Analyzing Keto Calculator Demographics

Recently my Keto Calculator has grown huge. So big, that in January 2016 alone I’ve had 222,781 page views. That is a record for my site, and I have no reason to believe that it will slow down anytime soon. In my quest to make all the visitors as happy as possible, I’ve done quite a bit of analysis of my visitors to find out what I need to do with my homepage. Here is some of the data that I have gathered using Google Analytics.

Each graph is color coded: blue stands for mobile devices, orange for tablets, and green for desktops.

Where Do the Users Come From?

I have created a bar chart showing the total number of sessions for January 2016, sorted by top countries.


By far the most visitors come from the US, followed by Canada, UK, and Australia – all english speaking countries.

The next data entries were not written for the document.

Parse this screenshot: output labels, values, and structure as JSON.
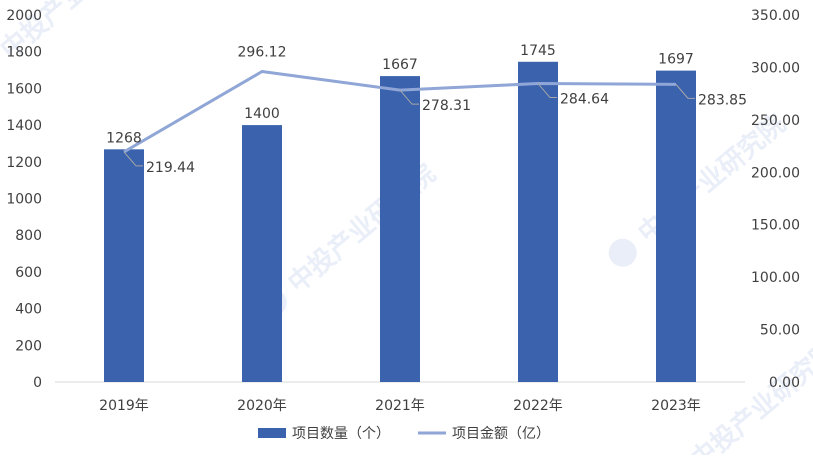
{
  "chart_data": {
    "type": "bar",
    "categories": [
      "2019年",
      "2020年",
      "2021年",
      "2022年",
      "2023年"
    ],
    "series": [
      {
        "name": "项目数量（个）",
        "type": "bar",
        "axis": "left",
        "values": [
          1268,
          1400,
          1667,
          1745,
          1697
        ],
        "labels": [
          "1268",
          "1400",
          "1667",
          "1745",
          "1697"
        ]
      },
      {
        "name": "项目金额（亿）",
        "type": "line",
        "axis": "right",
        "values": [
          219.44,
          296.12,
          278.31,
          284.64,
          283.85
        ],
        "labels": [
          "219.44",
          "296.12",
          "278.31",
          "284.64",
          "283.85"
        ]
      }
    ],
    "y_left": {
      "min": 0,
      "max": 2000,
      "ticks": [
        0,
        200,
        400,
        600,
        800,
        1000,
        1200,
        1400,
        1600,
        1800,
        2000
      ],
      "tick_labels": [
        "0",
        "200",
        "400",
        "600",
        "800",
        "1000",
        "1200",
        "1400",
        "1600",
        "1800",
        "2000"
      ]
    },
    "y_right": {
      "min": 0,
      "max": 350,
      "ticks": [
        0,
        50,
        100,
        150,
        200,
        250,
        300,
        350
      ],
      "tick_labels": [
        "0.00",
        "50.00",
        "100.00",
        "150.00",
        "200.00",
        "250.00",
        "300.00",
        "350.00"
      ]
    },
    "grid": false,
    "legend_position": "bottom",
    "colors": {
      "bar": "#3a62ad",
      "line": "#8fa6d6",
      "text": "#404040",
      "axis": "#d9d9d9",
      "leader": "#a6a6a6"
    },
    "watermark": "中投产业研究院"
  }
}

The first non-english speaking country is Germany, and only with 0.69% of all sessions.

For fast access for the majority of my users, my hosting server should sit in the US. I have recently switched to T1Hosting which is both cheaper and faster than my previous webhoster. Also, they were really fast to respond to my questions. So far I am pretty happy with them!

Translation the calculator is currently not really useful. I am sure that translating it into German would increase the number of users from Germany, but it does not look like the effort would really be worth it. What I have done is add an automatic translation feature to the top of the calculator to provide some usability for non-English speakers. Unfortunately the quality is quite bad.

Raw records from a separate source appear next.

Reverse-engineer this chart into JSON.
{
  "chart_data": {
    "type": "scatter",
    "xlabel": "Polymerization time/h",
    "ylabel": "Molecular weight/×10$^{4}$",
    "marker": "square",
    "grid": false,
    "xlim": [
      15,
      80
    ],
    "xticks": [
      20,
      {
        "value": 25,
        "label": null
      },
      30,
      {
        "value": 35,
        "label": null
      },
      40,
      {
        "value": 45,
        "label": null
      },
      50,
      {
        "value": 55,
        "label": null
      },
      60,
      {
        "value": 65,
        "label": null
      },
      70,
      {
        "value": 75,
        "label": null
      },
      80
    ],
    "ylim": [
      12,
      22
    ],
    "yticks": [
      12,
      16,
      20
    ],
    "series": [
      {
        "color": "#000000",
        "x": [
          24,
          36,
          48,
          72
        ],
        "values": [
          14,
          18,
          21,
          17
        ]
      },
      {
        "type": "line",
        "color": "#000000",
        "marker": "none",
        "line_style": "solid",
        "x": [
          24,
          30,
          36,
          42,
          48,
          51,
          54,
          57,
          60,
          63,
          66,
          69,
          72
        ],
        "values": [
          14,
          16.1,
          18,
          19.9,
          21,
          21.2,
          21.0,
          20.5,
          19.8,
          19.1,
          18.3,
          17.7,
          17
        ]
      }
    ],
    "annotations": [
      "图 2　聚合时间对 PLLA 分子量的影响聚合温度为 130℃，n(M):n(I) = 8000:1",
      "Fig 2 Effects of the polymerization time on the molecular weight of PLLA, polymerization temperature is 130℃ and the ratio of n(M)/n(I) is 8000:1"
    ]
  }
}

Almost half of my users come from mobile devices! To be precies, 48.8% mobile, 41.7% desktop, 9.5% tablets. That means it is absolutely essential that the keto calculator works well on mobile and on the desktop. It took me quite a while to make it look good on mobile, and now I’m happy with the result. I’ve done most of the testing with Chrome DevTools, which are absolutely fantastic!

How Old Are My Visitors?


Most visitors are 25-34 years old. I guess that’s a typical result for a website with nutrition as a topic. Interestingly, the graph does not show any data for younger than 18 year olds. I have updated the calculator with some safety checks so that even when somebody very young tries to use the calculator it will give reasonable advice. If you are under 18, it will show a warning. Under 15 the calculator even refuses to give you any results.

What Gender Are My Visitors?


There are a lot more female visitors! It seems that females are much more sensitive about nutrition topics. Also, female tend to use more mobile devices.

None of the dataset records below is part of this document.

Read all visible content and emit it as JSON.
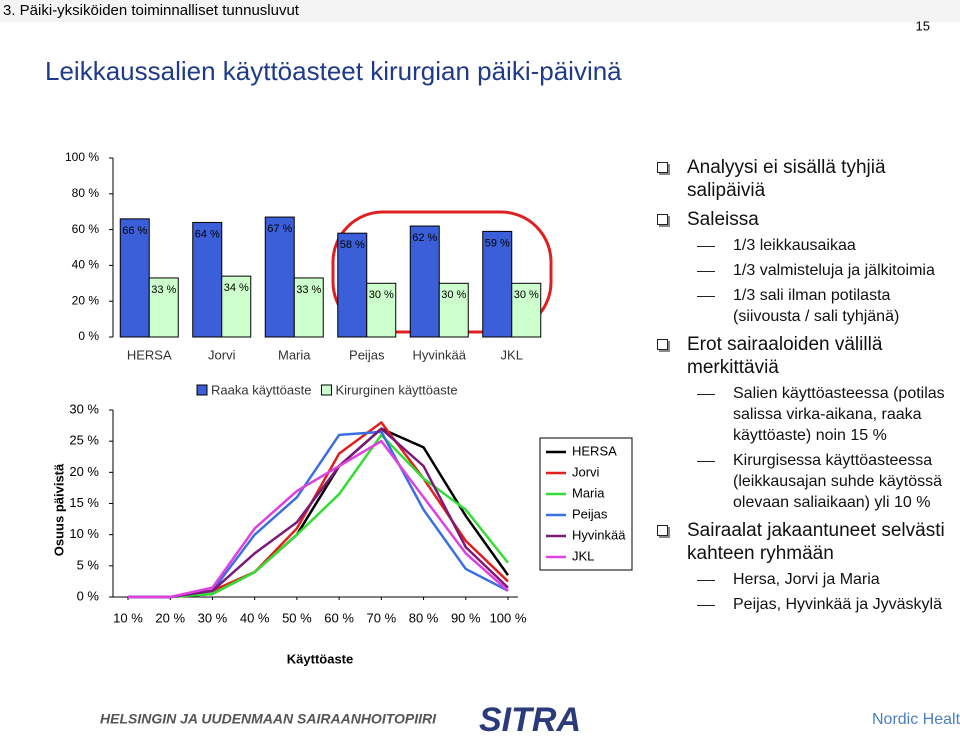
{
  "header": {
    "section": "3. Päiki-yksiköiden toiminnalliset tunnusluvut",
    "page": "15",
    "title": "Leikkaussalien käyttöasteet kirurgian päiki-päivinä"
  },
  "chart_data": [
    {
      "type": "bar",
      "categories": [
        "HERSA",
        "Jorvi",
        "Maria",
        "Peijas",
        "Hyvinkää",
        "JKL"
      ],
      "series": [
        {
          "name": "Raaka käyttöaste",
          "color": "#3a5fd9",
          "values": [
            66,
            64,
            67,
            58,
            62,
            59
          ],
          "value_labels": [
            "66 %",
            "64 %",
            "67 %",
            "58 %",
            "62 %",
            "59 %"
          ]
        },
        {
          "name": "Kirurginen käyttöaste",
          "color": "#ccffcc",
          "values": [
            33,
            34,
            33,
            30,
            30,
            30
          ],
          "value_labels": [
            "33 %",
            "34 %",
            "33 %",
            "30 %",
            "30 %",
            "30 %"
          ]
        }
      ],
      "ylim": [
        0,
        100
      ],
      "yticks": [
        {
          "value": 0,
          "label": "0 %"
        },
        {
          "value": 20,
          "label": "20 %"
        },
        {
          "value": 40,
          "label": "40 %"
        },
        {
          "value": 60,
          "label": "60 %"
        },
        {
          "value": 80,
          "label": "80 %"
        },
        {
          "value": 100,
          "label": "100 %"
        }
      ]
    },
    {
      "type": "line",
      "x_label": "Käyttöaste",
      "y_label": "Osuus päivistä",
      "x": [
        10,
        20,
        30,
        40,
        50,
        60,
        70,
        80,
        90,
        100
      ],
      "series": [
        {
          "name": "HERSA",
          "color": "#000000",
          "values": [
            0,
            0,
            0.5,
            4,
            10,
            21,
            27,
            24,
            13,
            3.5
          ]
        },
        {
          "name": "Jorvi",
          "color": "#e0201c",
          "values": [
            0,
            0,
            1,
            4,
            11,
            23,
            28,
            19,
            9,
            2.5
          ]
        },
        {
          "name": "Maria",
          "color": "#33dd33",
          "values": [
            0,
            0,
            0.5,
            4,
            10,
            16.5,
            26,
            19,
            14,
            5.5
          ]
        },
        {
          "name": "Peijas",
          "color": "#3a6fe0",
          "values": [
            0,
            0,
            1,
            10,
            16,
            26,
            26.5,
            14,
            4.5,
            1
          ]
        },
        {
          "name": "Hyvinkää",
          "color": "#7a1a7a",
          "values": [
            0,
            0,
            1,
            7,
            12,
            21,
            27,
            21,
            8,
            1.5
          ]
        },
        {
          "name": "JKL",
          "color": "#e040e0",
          "values": [
            0,
            0,
            1.5,
            11,
            17,
            21,
            25,
            16,
            7,
            1
          ]
        }
      ],
      "xlim": [
        10,
        100
      ],
      "xticks": [
        {
          "value": 10,
          "label": "10 %"
        },
        {
          "value": 20,
          "label": "20 %"
        },
        {
          "value": 30,
          "label": "30 %"
        },
        {
          "value": 40,
          "label": "40 %"
        },
        {
          "value": 50,
          "label": "50 %"
        },
        {
          "value": 60,
          "label": "60 %"
        },
        {
          "value": 70,
          "label": "70 %"
        },
        {
          "value": 80,
          "label": "80 %"
        },
        {
          "value": 90,
          "label": "90 %"
        },
        {
          "value": 100,
          "label": "100 %"
        }
      ],
      "ylim": [
        0,
        30
      ],
      "yticks": [
        {
          "value": 0,
          "label": "0 %"
        },
        {
          "value": 5,
          "label": "5 %"
        },
        {
          "value": 10,
          "label": "10 %"
        },
        {
          "value": 15,
          "label": "15 %"
        },
        {
          "value": 20,
          "label": "20 %"
        },
        {
          "value": 25,
          "label": "25 %"
        },
        {
          "value": 30,
          "label": "30 %"
        }
      ]
    }
  ],
  "bullets": [
    {
      "level": 1,
      "text": "Analyysi ei sisällä tyhjiä salipäiviä"
    },
    {
      "level": 1,
      "text": "Saleissa"
    },
    {
      "level": 2,
      "text": "1/3 leikkausaikaa"
    },
    {
      "level": 2,
      "text": "1/3 valmisteluja ja jälkitoimia"
    },
    {
      "level": 2,
      "text": "1/3 sali ilman potilasta (siivousta / sali tyhjänä)"
    },
    {
      "level": 1,
      "text": "Erot sairaaloiden välillä merkittäviä"
    },
    {
      "level": 2,
      "text": "Salien käyttöasteessa (potilas salissa virka-aikana, raaka käyttöaste) noin 15 %"
    },
    {
      "level": 2,
      "text": "Kirurgisessa käyttöasteessa (leikkausajan suhde käytössä olevaan saliaikaan) yli 10 %"
    },
    {
      "level": 1,
      "text": "Sairaalat jakaantuneet selvästi kahteen ryhmään"
    },
    {
      "level": 2,
      "text": "Hersa, Jorvi ja Maria"
    },
    {
      "level": 2,
      "text": "Peijas, Hyvinkää ja Jyväskylä"
    }
  ],
  "footer": {
    "left": "HELSINGIN JA UUDENMAAN SAIRAANHOITOPIIRI",
    "center": "SITRA",
    "right": "Nordic Healthcare Group"
  }
}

It would probably help to have some gender specific advise on the keto calculator, especially for women. E.g. breastfeeding comes up from time to time. Unfortunately I know nothing about these topics, so it’s best to go to the dedicated subreddit /r/xxketo with these kind of questions.

How Big Are the Screens?


Lots of visitors use smartphones, and the screen resolutions reflect this. The sizes range from quite narrow with just 360 pixels to quite large with 1440 pixels. I’ve tuned the layout to be nicely visible on all these ranges. Thanks to @media it gracefully switches between these layouts and looks quite readable on very wide screens and very small screens.